May Sarton’s fantastic book called Journal of a Solitude reminds us that solitude may be indispensable but that doesn’t mean it’s easy. “I can tell you that solitude/Is not all exaltation, inner space/Where the soul breathes and work can be done,” as Sarton wrote in a poem. “Solitude exposes the nerve/Raises up ghosts./The past, never at rest, flows through it.” Solitude always includes the shadow, the part of ourselves that we run from, the places that scare us, the demons, the ghouls. That’s why solitude can be so intimidating. Unless we learn to engage with it, we cannot begin to awaken. We can’t be enriched by our darkness; nor can we integrate what lies below the surface with the flow of our day-to-day life. Avoiding the shadow of solitude, we avoid our essence and our core. All things that grow begin in darkness. Seeds find nourishment in the dark. All the things that matter most—creativity, love, inspiration, deep work, and spiritual awakening, require the dark earth of solitude to take root. And this practice can be cultivated.

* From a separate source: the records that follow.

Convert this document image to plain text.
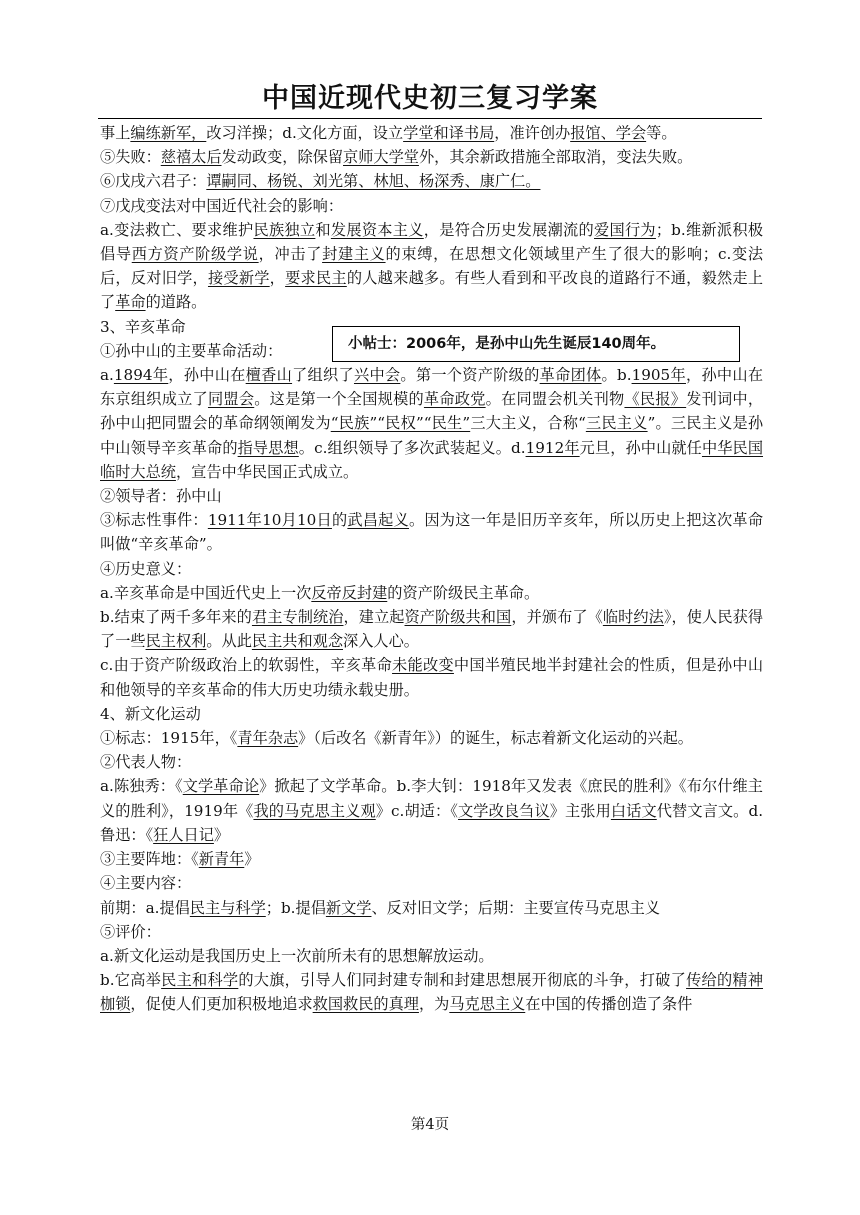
中国近现代史初三复习学案

事上编练新军，改习洋操；d.文化方面，设立学堂和译书局，准许创办报馆、学会等。

⑤失败：慈禧太后发动政变，除保留京师大学堂外，其余新政措施全部取消，变法失败。

⑥戊戌六君子：谭嗣同、杨锐、刘光第、林旭、杨深秀、康广仁。

⑦戊戌变法对中国近代社会的影响：

a.变法救亡、要求维护民族独立和发展资本主义，是符合历史发展潮流的爱国行为；b.维新派积极倡导西方资产阶级学说，冲击了封建主义的束缚，在思想文化领域里产生了很大的影响；c.变法后，反对旧学，接受新学，要求民主的人越来越多。有些人看到和平改良的道路行不通，毅然走上了革命的道路。

3、辛亥革命

①孙中山的主要革命活动：

a.1894年，孙中山在檀香山了组织了兴中会。第一个资产阶级的革命团体。b.1905年，孙中山在东京组织成立了同盟会。这是第一个全国规模的革命政党。在同盟会机关刊物《民报》发刊词中，孙中山把同盟会的革命纲领阐发为“民族”“民权”“民生”三大主义，合称“三民主义”。三民主义是孙中山领导辛亥革命的指导思想。c.组织领导了多次武装起义。d.1912年元旦，孙中山就任中华民国临时大总统，宣告中华民国正式成立。

②领导者：孙中山

③标志性事件：1911年10月10日的武昌起义。因为这一年是旧历辛亥年，所以历史上把这次革命叫做“辛亥革命”。

④历史意义：

a.辛亥革命是中国近代史上一次反帝反封建的资产阶级民主革命。

b.结束了两千多年来的君主专制统治，建立起资产阶级共和国，并颁布了《临时约法》，使人民获得了一些民主权利。从此民主共和观念深入人心。

c.由于资产阶级政治上的软弱性，辛亥革命未能改变中国半殖民地半封建社会的性质，但是孙中山和他领导的辛亥革命的伟大历史功绩永载史册。

4、新文化运动

①标志：1915年，《青年杂志》（后改名《新青年》）的诞生，标志着新文化运动的兴起。

②代表人物：

a.陈独秀：《文学革命论》掀起了文学革命。b.李大钊：1918年又发表《庶民的胜利》《布尔什维主义的胜利》，1919年《我的马克思主义观》c.胡适：《文学改良刍议》主张用白话文代替文言文。d.鲁迅：《狂人日记》

③主要阵地：《新青年》

④主要内容：

前期：a.提倡民主与科学；b.提倡新文学、反对旧文学；后期：主要宣传马克思主义

⑤评价：

a.新文化运动是我国历史上一次前所未有的思想解放运动。

b.它高举民主和科学的大旗，引导人们同封建专制和封建思想展开彻底的斗争，打破了传给的精神枷锁，促使人们更加积极地追求救国救民的真理，为马克思主义在中国的传播创造了条件

小帖士：2006年，是孙中山先生诞辰140周年。
第4页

The challenges of solitude are identical to those of spiritual practice: locating balance inside us; getting comfortable in our own skins; becoming intimate with our own minds; laying claim to that power that flows through us when we touch center. On meditation retreats, students are often instructed to pay ninety percent attention to themselves, ten percent to other people. While that may not be possible in civilian life, we can certainly err on the side of self-awareness over being inside other people’s heads, distracting ourselves by minding their business. While it’s necessary to be sociable, life need not be one long social performance that leaves us in pieces. Susan Cain, who wrote a book called Quiet: The Power of Introverts in a World That Can’t Stop Talking, puts it nicely. “Love is mandatory. Gregariousness is optional.”
We’re allowed to be quiet, to step away, to listen instead of speaking, to withdraw without guilt from the din of others to the infinitude of the private self. The most important thing I learned when I went to the woods—and would later learn in retreat after retreat—is that solitude is right here and right now. No need for self-denial and isolation unless that blows your skirt up. No need for sensory deprivation to go beyond the realm of the senses. All it takes is a breath, a moment—one slow, observed, deliberate breath—to open the door to that private place. You are Walden Pond.